The people we aim to serve are by nature action learners (Oral Preference Communicators). This means that they learn by the same principles little children learn. Adults are also action learners even when literate ways become a significant part of their preferred ways. They do well with literate communication styles, but they still rely often and do best with the natural God given action learning principles.
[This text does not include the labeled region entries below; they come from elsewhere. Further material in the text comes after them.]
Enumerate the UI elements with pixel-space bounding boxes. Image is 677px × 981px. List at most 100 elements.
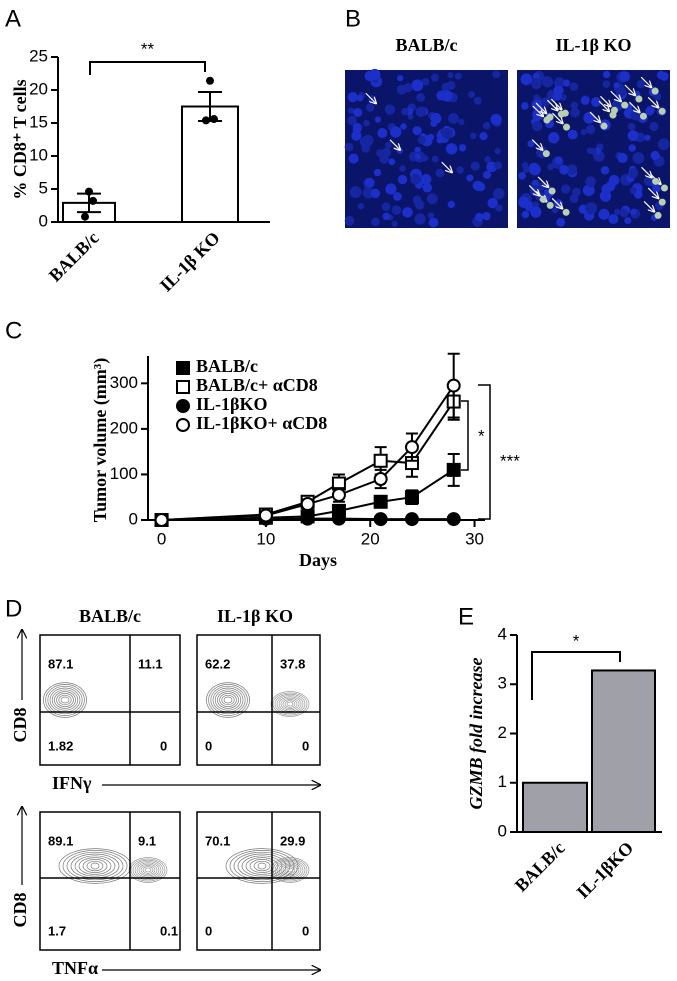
positive-cell [543, 116, 551, 124]
nucleus [353, 108, 363, 118]
nucleus [630, 109, 642, 121]
nucleus [365, 103, 375, 112]
nucleus [554, 156, 563, 165]
nucleus [352, 122, 361, 131]
nucleus [356, 94, 364, 102]
contour [62, 850, 128, 882]
nucleus [422, 183, 433, 193]
nucleus [556, 217, 566, 227]
quadrant-value: 0 [302, 923, 309, 938]
nucleus [344, 142, 354, 152]
contour [90, 862, 100, 870]
axis-label: CD8 [10, 893, 30, 928]
nucleus [567, 129, 578, 140]
nucleus [530, 206, 542, 218]
data-point [210, 115, 218, 124]
contour [58, 848, 132, 884]
nucleus [532, 120, 543, 132]
nucleus [591, 97, 601, 107]
quadrant-value: 0 [160, 738, 167, 753]
nucleus [613, 82, 620, 89]
bar [522, 781, 588, 833]
nucleus [426, 193, 438, 205]
nucleus [445, 143, 458, 155]
contour [223, 696, 233, 704]
y-tick-label: 0 [129, 509, 138, 528]
y-tick-label: 5 [39, 178, 48, 197]
nucleus [645, 106, 655, 116]
nucleus [553, 85, 564, 96]
positive-cell [561, 109, 569, 117]
legend-label: BALB/c [196, 356, 258, 376]
positive-cell [562, 208, 570, 216]
y-tick-label: 4 [498, 624, 507, 643]
image-label: BALB/c [395, 35, 457, 55]
contour [78, 857, 112, 875]
nucleus [569, 82, 579, 91]
quadrant-value: 9.1 [138, 833, 156, 848]
arrow [365, 92, 376, 103]
nucleus [393, 192, 402, 201]
x-tick-label: BALB/c [511, 838, 569, 896]
nucleus [385, 183, 397, 195]
nucleus [548, 132, 560, 144]
positive-cell [563, 123, 571, 131]
nucleus [470, 132, 477, 140]
quadrant-value: 37.8 [280, 656, 305, 671]
nucleus [580, 96, 590, 105]
contour [130, 858, 166, 882]
nucleus [379, 154, 389, 164]
nucleus [482, 170, 492, 179]
x-tick-label: 10 [256, 529, 275, 548]
nucleus [364, 70, 375, 82]
nucleus [417, 135, 426, 145]
nucleus [374, 116, 381, 123]
contour [282, 699, 298, 709]
nucleus [608, 214, 619, 225]
nucleus [390, 126, 402, 138]
nucleus [370, 188, 381, 199]
panel-letter: A [5, 5, 21, 32]
marker [258, 508, 273, 523]
nucleus [482, 121, 491, 130]
nucleus [414, 153, 421, 160]
bar [181, 105, 239, 223]
data-point [202, 116, 210, 125]
nucleus [411, 79, 424, 92]
data-point [206, 76, 214, 85]
nucleus [357, 202, 365, 210]
nucleus [377, 127, 388, 139]
data-point [81, 212, 89, 221]
nucleus [619, 71, 631, 82]
nucleus [521, 102, 529, 110]
contour [45, 684, 85, 716]
nucleus [600, 165, 610, 175]
axis-label: TNFα [52, 958, 98, 978]
arrow [600, 95, 610, 106]
nucleus [487, 197, 498, 209]
contour [286, 701, 294, 707]
contour [278, 696, 302, 712]
nucleus [344, 215, 355, 226]
quadrant-value: 0 [205, 923, 212, 938]
nucleus [522, 166, 530, 174]
nucleus [492, 70, 501, 79]
nucleus [458, 144, 467, 152]
quadrant-value: 70.1 [205, 833, 230, 848]
nucleus [585, 202, 598, 215]
significance-bracket [89, 61, 206, 75]
marker [404, 440, 419, 455]
nucleus [603, 70, 611, 79]
contour [51, 689, 79, 711]
panel-letter: E [458, 603, 474, 630]
positive-cell [542, 150, 550, 158]
arrow [641, 166, 652, 177]
image-label: IL-1β KO [556, 35, 632, 55]
contour [274, 693, 306, 715]
column-label: IL-1β KO [217, 606, 293, 626]
marker [300, 511, 315, 526]
nucleus [348, 153, 359, 164]
nucleus [414, 199, 424, 208]
contour [43, 682, 87, 718]
positive-cell [546, 201, 554, 209]
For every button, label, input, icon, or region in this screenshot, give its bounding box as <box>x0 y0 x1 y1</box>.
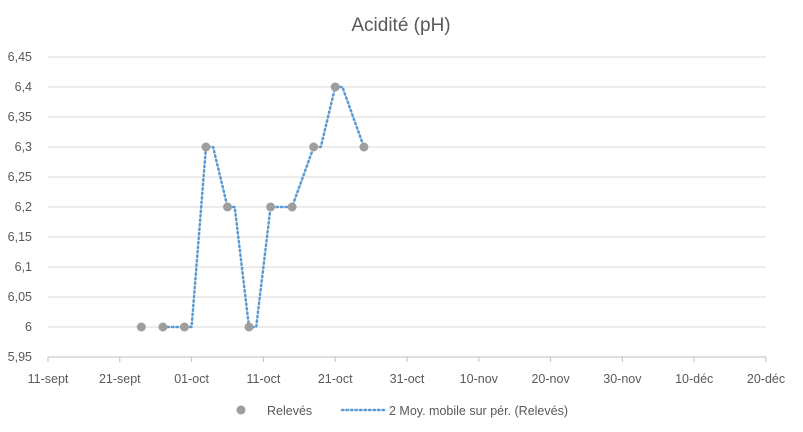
y-tick-label: 6,25 <box>8 170 32 184</box>
y-tick-label: 6,4 <box>15 80 32 94</box>
x-tick-label: 10-nov <box>460 372 499 386</box>
data-point <box>223 202 232 212</box>
x-tick-label: 21-oct <box>318 372 353 386</box>
legend-label-readings: Relevés <box>267 404 312 418</box>
data-point <box>158 322 168 332</box>
y-axis-ticks: 5,95 6 6,05 6,1 6,15 6,2 6,25 6,3 6,35 6,4 6,45 <box>8 50 32 364</box>
y-tick-label: 6,15 <box>8 230 32 244</box>
y-tick-label: 5,95 <box>8 350 32 364</box>
x-tick-label: 01-oct <box>174 372 209 386</box>
data-point <box>201 142 211 152</box>
x-axis-ticks: 11-sept 21-sept 01-oct 11-oct 21-oct 31-oct 10… <box>28 357 785 386</box>
readings-series <box>136 82 369 332</box>
x-tick-label: 21-sept <box>99 372 141 386</box>
y-tick-label: 6 <box>25 320 32 334</box>
data-point <box>330 82 340 92</box>
data-point <box>136 322 146 332</box>
data-point <box>266 202 276 212</box>
data-point <box>179 322 189 332</box>
data-point <box>309 142 319 152</box>
legend-marker-readings <box>236 405 246 415</box>
legend-label-moving-average: 2 Moy. mobile sur pér. (Relevés) <box>389 404 568 418</box>
y-tick-label: 6,1 <box>15 260 32 274</box>
y-tick-label: 6,2 <box>15 200 32 214</box>
data-point <box>244 322 254 332</box>
x-tick-label: 30-nov <box>603 372 642 386</box>
data-point <box>359 142 369 152</box>
y-tick-label: 6,3 <box>15 140 32 154</box>
x-tick-label: 20-nov <box>531 372 570 386</box>
gridlines <box>48 56 766 328</box>
x-tick-label: 11-sept <box>28 372 69 386</box>
x-tick-label: 31-oct <box>390 372 425 386</box>
y-tick-label: 6,35 <box>8 110 32 124</box>
x-tick-label: 11-oct <box>246 372 280 386</box>
legend: Relevés 2 Moy. mobile sur pér. (Relevés) <box>236 404 568 418</box>
y-tick-label: 6,05 <box>8 290 32 304</box>
x-tick-label: 20-déc <box>747 372 785 386</box>
data-point <box>287 202 297 212</box>
y-tick-label: 6,45 <box>8 50 32 64</box>
chart-title: Acidité (pH) <box>351 15 450 36</box>
x-tick-label: 10-déc <box>675 372 713 386</box>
Some key action learning principles are:

  • Life experience
  • Observation
  • Testing (qualities, characteristics)
  • Validating (based on experience)
  • Doing, practicing, repetition, and mimicking
  • Confirmation (positive and negative)
  • Socialization
  • Relationships
  • Discussion

Naturally, the people we serve may not identify these principles categorized in this way.

Best practices:

  • Use the natural heart language of the audience as fitting the communication art forms used.
  • Allow Scripture narrative to stand on its own and speak for itself.
  • Bring in only necessary context and/or background information.
  • Keep Scripture meaning of the passage accurate and complete as possible.
  • Start with simpler narratives that the audience can relate to (for example: redemptive themes, matters of daily life, trauma, health issues).
  • Allow narratives to connect like in a puzzle in panoramic cycles towards a clear overall picture that serves as a framework. This framework serves then to further connect with more passages (not all of them being narratives) that eventually encompass the whole counsel of God.
  • Natural progression for oral preference communicators should follow normal ways of progression to their specific culture and worldview. This can be chronological, but can be different.
  • Allow the people we are serving to select the order of the passages (with our help only as needed as a catalyst).
  • Communication artist/story teller (or catalyst) needs to have internalized the passage, engaged with the passage, and should have been impacted by the passage. He/she is also able to communicate it well in context of his/her audience.
  • Questions and discussion should draw people into the passage.
  • Life feedback preferably needs to come from an uninitiated audience with whom we have been sharing the passage.
  • Unless really needed for communicability, don’t edit the Scripture passage. Things that may not be important to us, may be important to people from another worldview. God gave us the passage with a purpose as it is.
  • Don’t prepare teaching points that address specific concepts or truths that we expect people to learn, but instead allow people to discover the inherent truth that is in the passage (in other words: don’t teach your doctrinal perspectives or interpret the passage for the audience).
  • Don’t ask people their opinions about any of the characters or issues that are not clearly addressed in the passage, because such focus will distract from the message inherent in the passage.  Instead, people would be led by their opinions, rather than by what God is telling us.